Since restarts require most field and particle data, the HDF5Writer plugin must be enabled. Whenever a standard output notification and a checkpoint notification are triggered for HDF5Writer for the same timestep, both the checkpoint and the standard output are written. For information on other plugins, see their documentation.

Restarts

Restarting PIConGPU requires that checkpoints are created as shown in the above section and the HDF5Writer plugin is enabled. In this case, set the following flag:

--checkpoint.restart

The last checkpoint is detected automatically by parsing the central checkpoint file in the restart directory.

Example

This example shows how to set flags to create checkpoints and restarts using the HDF5Writer plugin.

Checkpointing: Run a simulation with 8 GPUs for 1024 steps, dumping results every 128 steps and checkpointing every 512 steps. Dumps are created with the filename prefix "simData", checkpoints use their default directory and filename prefix ("checkpoints/h5_checkpoint" for HDF5Writer checkpoints).

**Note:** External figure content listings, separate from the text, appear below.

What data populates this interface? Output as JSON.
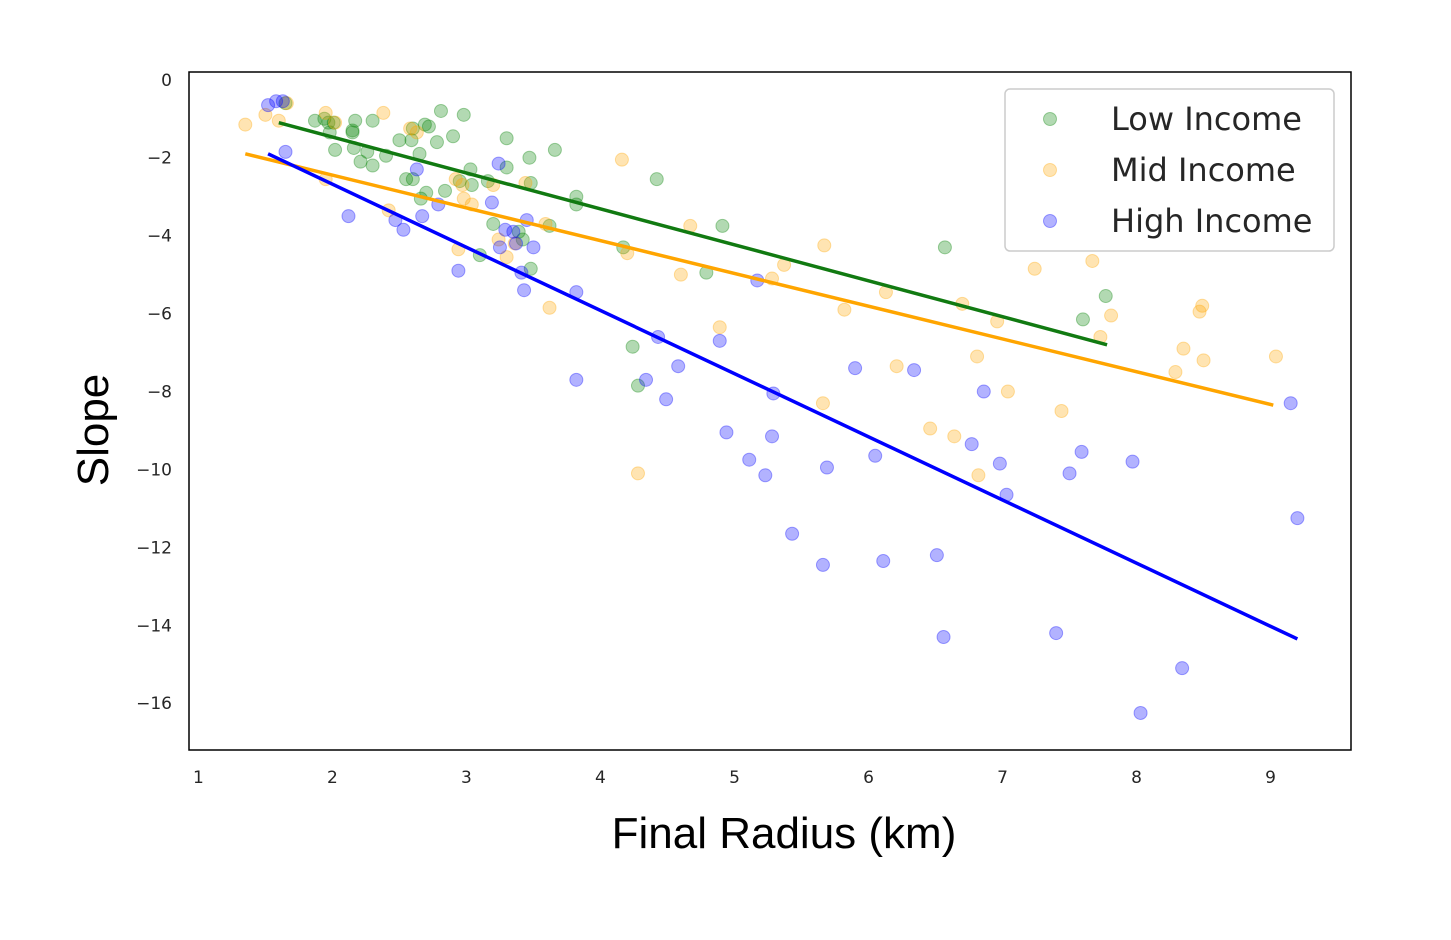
{
  "chart_data": {
    "type": "scatter",
    "title": "",
    "xlabel": "Final Radius (km)",
    "ylabel": "Slope",
    "xlim": [
      0.93,
      9.6
    ],
    "ylim": [
      -17.2,
      0.2
    ],
    "xticks": [
      1,
      2,
      3,
      4,
      5,
      6,
      7,
      8,
      9
    ],
    "yticks": [
      0,
      -2,
      -4,
      -6,
      -8,
      -10,
      -12,
      -14,
      -16
    ],
    "xtick_labels": [
      "1",
      "2",
      "3",
      "4",
      "5",
      "6",
      "7",
      "8",
      "9"
    ],
    "ytick_labels": [
      "0",
      "−2",
      "−4",
      "−6",
      "−8",
      "−10",
      "−12",
      "−14",
      "−16"
    ],
    "grid": false,
    "legend_position": "top-right",
    "series": [
      {
        "name": "Low Income",
        "color": "#008000",
        "line_color": "#117a11",
        "fit": {
          "x": [
            1.6,
            7.78
          ],
          "y": [
            -1.1,
            -6.8
          ]
        },
        "points": [
          [
            1.65,
            -0.6
          ],
          [
            1.87,
            -1.05
          ],
          [
            1.94,
            -1.0
          ],
          [
            1.97,
            -1.1
          ],
          [
            2.01,
            -1.1
          ],
          [
            2.02,
            -1.8
          ],
          [
            1.98,
            -1.35
          ],
          [
            2.15,
            -1.3
          ],
          [
            2.15,
            -1.35
          ],
          [
            2.17,
            -1.05
          ],
          [
            2.16,
            -1.75
          ],
          [
            2.21,
            -2.1
          ],
          [
            2.26,
            -1.85
          ],
          [
            2.3,
            -1.05
          ],
          [
            2.3,
            -2.2
          ],
          [
            2.4,
            -1.95
          ],
          [
            2.5,
            -1.55
          ],
          [
            2.55,
            -2.55
          ],
          [
            2.59,
            -1.55
          ],
          [
            2.6,
            -2.55
          ],
          [
            2.6,
            -1.25
          ],
          [
            2.65,
            -1.9
          ],
          [
            2.66,
            -3.05
          ],
          [
            2.69,
            -1.15
          ],
          [
            2.72,
            -1.2
          ],
          [
            2.7,
            -2.9
          ],
          [
            2.78,
            -1.6
          ],
          [
            2.81,
            -0.8
          ],
          [
            2.84,
            -2.85
          ],
          [
            2.9,
            -1.45
          ],
          [
            2.98,
            -0.9
          ],
          [
            2.95,
            -2.6
          ],
          [
            3.03,
            -2.3
          ],
          [
            3.04,
            -2.7
          ],
          [
            3.1,
            -4.5
          ],
          [
            3.16,
            -2.6
          ],
          [
            3.2,
            -3.7
          ],
          [
            3.3,
            -1.5
          ],
          [
            3.3,
            -2.25
          ],
          [
            3.39,
            -3.9
          ],
          [
            3.42,
            -4.1
          ],
          [
            3.47,
            -2.0
          ],
          [
            3.48,
            -2.65
          ],
          [
            3.48,
            -4.85
          ],
          [
            3.62,
            -3.75
          ],
          [
            3.66,
            -1.8
          ],
          [
            3.82,
            -3.0
          ],
          [
            3.82,
            -3.2
          ],
          [
            4.17,
            -4.3
          ],
          [
            4.24,
            -6.85
          ],
          [
            4.28,
            -7.85
          ],
          [
            4.42,
            -2.55
          ],
          [
            4.79,
            -4.95
          ],
          [
            4.91,
            -3.75
          ],
          [
            6.57,
            -4.3
          ],
          [
            7.6,
            -6.15
          ],
          [
            7.77,
            -5.55
          ]
        ]
      },
      {
        "name": "Mid Income",
        "color": "#ffa500",
        "line_color": "#ffa500",
        "fit": {
          "x": [
            1.35,
            9.02
          ],
          "y": [
            -1.9,
            -8.35
          ]
        },
        "points": [
          [
            1.35,
            -1.15
          ],
          [
            1.5,
            -0.9
          ],
          [
            1.6,
            -1.05
          ],
          [
            1.66,
            -0.6
          ],
          [
            1.95,
            -0.85
          ],
          [
            1.95,
            -2.55
          ],
          [
            2.02,
            -1.1
          ],
          [
            2.38,
            -0.85
          ],
          [
            2.42,
            -3.35
          ],
          [
            2.58,
            -1.25
          ],
          [
            2.63,
            -1.35
          ],
          [
            2.92,
            -2.55
          ],
          [
            2.94,
            -4.35
          ],
          [
            2.97,
            -2.7
          ],
          [
            2.98,
            -3.05
          ],
          [
            3.04,
            -3.2
          ],
          [
            3.2,
            -2.7
          ],
          [
            3.24,
            -4.1
          ],
          [
            3.3,
            -4.55
          ],
          [
            3.36,
            -4.2
          ],
          [
            3.44,
            -2.65
          ],
          [
            3.59,
            -3.7
          ],
          [
            3.62,
            -5.85
          ],
          [
            4.16,
            -2.05
          ],
          [
            4.2,
            -4.45
          ],
          [
            4.28,
            -10.1
          ],
          [
            4.6,
            -5.0
          ],
          [
            4.67,
            -3.75
          ],
          [
            4.89,
            -6.35
          ],
          [
            5.28,
            -5.1
          ],
          [
            5.37,
            -4.75
          ],
          [
            5.66,
            -8.3
          ],
          [
            5.67,
            -4.25
          ],
          [
            5.82,
            -5.9
          ],
          [
            6.13,
            -5.45
          ],
          [
            6.21,
            -7.35
          ],
          [
            6.46,
            -8.95
          ],
          [
            6.64,
            -9.15
          ],
          [
            6.7,
            -5.75
          ],
          [
            6.81,
            -7.1
          ],
          [
            6.82,
            -10.15
          ],
          [
            6.96,
            -6.2
          ],
          [
            7.04,
            -8.0
          ],
          [
            7.24,
            -4.85
          ],
          [
            7.44,
            -8.5
          ],
          [
            7.67,
            -4.65
          ],
          [
            7.73,
            -6.6
          ],
          [
            7.81,
            -6.05
          ],
          [
            8.29,
            -7.5
          ],
          [
            8.35,
            -6.9
          ],
          [
            8.47,
            -5.95
          ],
          [
            8.49,
            -5.8
          ],
          [
            8.5,
            -7.2
          ],
          [
            9.04,
            -7.1
          ]
        ]
      },
      {
        "name": "High Income",
        "color": "#0000ff",
        "line_color": "#0000ff",
        "fit": {
          "x": [
            1.52,
            9.2
          ],
          "y": [
            -1.9,
            -14.35
          ]
        },
        "points": [
          [
            1.52,
            -0.65
          ],
          [
            1.58,
            -0.55
          ],
          [
            1.63,
            -0.55
          ],
          [
            1.65,
            -1.85
          ],
          [
            2.12,
            -3.5
          ],
          [
            2.47,
            -3.6
          ],
          [
            2.53,
            -3.85
          ],
          [
            2.63,
            -2.3
          ],
          [
            2.67,
            -3.5
          ],
          [
            2.79,
            -3.2
          ],
          [
            2.94,
            -4.9
          ],
          [
            3.19,
            -3.15
          ],
          [
            3.24,
            -2.15
          ],
          [
            3.25,
            -4.3
          ],
          [
            3.29,
            -3.85
          ],
          [
            3.35,
            -3.9
          ],
          [
            3.37,
            -4.2
          ],
          [
            3.41,
            -4.95
          ],
          [
            3.43,
            -5.4
          ],
          [
            3.45,
            -3.6
          ],
          [
            3.5,
            -4.3
          ],
          [
            3.82,
            -7.7
          ],
          [
            3.82,
            -5.45
          ],
          [
            4.34,
            -7.7
          ],
          [
            4.43,
            -6.6
          ],
          [
            4.49,
            -8.2
          ],
          [
            4.58,
            -7.35
          ],
          [
            4.89,
            -6.7
          ],
          [
            4.94,
            -9.05
          ],
          [
            5.11,
            -9.75
          ],
          [
            5.17,
            -5.15
          ],
          [
            5.23,
            -10.15
          ],
          [
            5.28,
            -9.15
          ],
          [
            5.29,
            -8.05
          ],
          [
            5.43,
            -11.65
          ],
          [
            5.66,
            -12.45
          ],
          [
            5.69,
            -9.95
          ],
          [
            5.9,
            -7.4
          ],
          [
            6.05,
            -9.65
          ],
          [
            6.11,
            -12.35
          ],
          [
            6.34,
            -7.45
          ],
          [
            6.51,
            -12.2
          ],
          [
            6.56,
            -14.3
          ],
          [
            6.77,
            -9.35
          ],
          [
            6.86,
            -8.0
          ],
          [
            6.98,
            -9.85
          ],
          [
            7.03,
            -10.65
          ],
          [
            7.4,
            -14.2
          ],
          [
            7.5,
            -10.1
          ],
          [
            7.59,
            -9.55
          ],
          [
            7.97,
            -9.8
          ],
          [
            8.03,
            -16.25
          ],
          [
            8.34,
            -15.1
          ],
          [
            9.15,
            -8.3
          ],
          [
            9.2,
            -11.25
          ]
        ]
      }
    ]
  }
}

-d 2 2 2 -g 256 512 256 -s 1024 --checkpoint.period 512 --hdf5.period 128 --hdf5.file simData 

Restart: Restart with the same GPU and grid configuration from the last checkpoint (1024). Since we used the default file names during checkpointing, we do not need to provide any file prefixes. After restart, simulate another 1024 steps, up until timestep 2048. Here, neither output nor checkpoints are written.

-d 2 2 2 -g 256 512 256 -s 2048 --checkpoint.restart 

Modifying Defaults for Checkpoints and Restarts

By default, the checkpoint files are created below <run>/simOutput/checkpoints. This can be changed using

--checkpoint.directory <absolute or relative path>

which creates either /my/absolute/directory or <run>/simOutput/<relative directory>. Note that the creation of deep directory-structures is currently not supported. Optionally, the flag hdf5.checkpoint-file <absolute or relative filename prefix> may be set to specify a special filename for checkpoint files. If hdf5.checkpoint-file is set with an absolute path, HDF5Writer ignores the application-wide --checkpoint-directory setting.

For restart, the default path can be modified using

--checkpoint.restart.directory <absolute or relative path>

and hdf5.restart-file for which the same as for checkpoints applies.

--checkpoint.restart.step <checkpoint/restart step>

can be added to set a restart step manually instead of using the central checkpoint file.